Lottie Millington and Henry Kirby -
A European Commission-funded survey found that immigration has overtaken economic themes as the most important issue facing the EU. These economic issues have “led the hierarchy of main concerns since this question was first asked in 2010”.
In the midst of Europe’s migrant crisis, the Eurobarometer study, conducted by TNS Opinion and Social, examined public feelings towards the issue both in EU member states and non-member states, resulting in a mixture of responses. The report was carried out between May 16 and 27 in 34 countries or territories: the 28 EU member states, five candidate countries (Macedonia, Turkey, Montenegro, Serbia and Albania) and the Turkish Cypriot Community in the part of the country that is not controlled by the government of the Republic of Cyprus.
Almost all of the EU's 28 countries were markedly more positive about immigrants from inside the EU than out. The average percentage of positive opinion towards EU migrants was 11 percentage points (pp) higher than that of non-EU migrants.
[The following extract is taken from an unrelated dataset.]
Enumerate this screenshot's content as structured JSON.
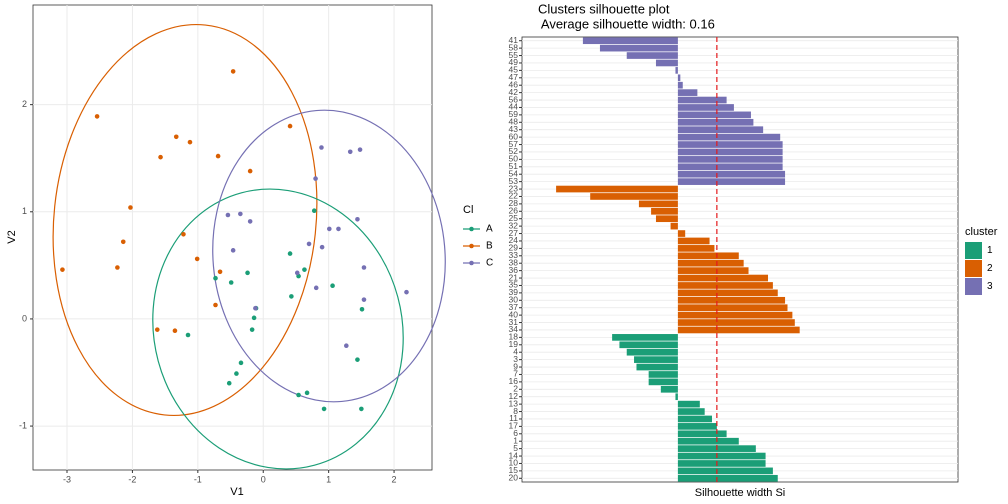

Latvia, Slovakia and the Czech Republic were among the countries that scored the lowest along with Italy, Greece and Cyprus, with just between 10% and 20% of the population responding positively to immigration from outside the EU. These results are supported by a report this month of a surge of anti-migrant protests in the eastern part of the EU. Demonstrations have been staged across Hungary, Poland, Slovakia and the Czech Republic, all of which dismissed the idea of accepting migrants, rejecting Germany’s appeals for solidarity on the issue.
The study also looked at what the public perceived as the biggest problem facing the EU at this time. With the problem so close to home, and the extensive media coverage it has received, over 70% of countries unsurprisingly labelled immigration as the EU’s number one challenge.
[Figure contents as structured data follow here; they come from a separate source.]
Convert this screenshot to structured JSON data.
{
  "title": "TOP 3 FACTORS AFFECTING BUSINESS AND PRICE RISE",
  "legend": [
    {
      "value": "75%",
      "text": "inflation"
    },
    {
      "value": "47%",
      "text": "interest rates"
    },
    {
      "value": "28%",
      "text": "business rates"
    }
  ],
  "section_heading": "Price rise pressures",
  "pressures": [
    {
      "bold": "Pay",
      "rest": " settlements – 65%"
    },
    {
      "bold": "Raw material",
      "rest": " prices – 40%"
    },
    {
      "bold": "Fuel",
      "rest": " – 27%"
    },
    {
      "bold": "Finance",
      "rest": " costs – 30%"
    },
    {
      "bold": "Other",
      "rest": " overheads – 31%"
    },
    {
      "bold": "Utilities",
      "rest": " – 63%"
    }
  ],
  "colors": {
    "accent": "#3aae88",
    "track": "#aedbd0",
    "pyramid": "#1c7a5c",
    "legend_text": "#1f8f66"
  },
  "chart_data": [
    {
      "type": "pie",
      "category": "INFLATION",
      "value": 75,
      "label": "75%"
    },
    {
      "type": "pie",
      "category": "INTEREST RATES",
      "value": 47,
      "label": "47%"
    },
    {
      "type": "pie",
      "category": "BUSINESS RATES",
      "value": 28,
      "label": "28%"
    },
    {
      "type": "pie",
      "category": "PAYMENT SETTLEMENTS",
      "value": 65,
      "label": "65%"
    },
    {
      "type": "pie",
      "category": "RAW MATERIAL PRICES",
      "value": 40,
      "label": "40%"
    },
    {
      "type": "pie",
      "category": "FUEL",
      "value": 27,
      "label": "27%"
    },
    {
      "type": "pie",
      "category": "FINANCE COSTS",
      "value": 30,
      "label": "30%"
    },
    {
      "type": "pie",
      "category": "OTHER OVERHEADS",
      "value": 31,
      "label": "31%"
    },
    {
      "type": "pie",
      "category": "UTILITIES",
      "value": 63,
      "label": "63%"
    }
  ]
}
Unemployment, the economic situation and member states’ public finances were amongst other priority issues according to the remaining 30% of EU countries. Romania stood alone, as one of the countries not on the front line of the migrant crisis, and named terrorism as the most important issue facing the EU.
According to former deputy director of the Romanian Intelligence service, Mircea Gheordunescu, although Romania does not suffer from domestic terrorism, there are “a large number of illegal structures belonging to foreign terrorist organizations acting within Romanian national boundaries.”
More Europeans have a positive view of the EU than neutral or negative. Support for the EU has increased, with 71% of Europeans supporting a common policy on immigration and 58% optimistic about the future of the EU. For the first time, two-thirds of Europeans feel that they are citizens of the EU, the highest proportion that the study has recorded.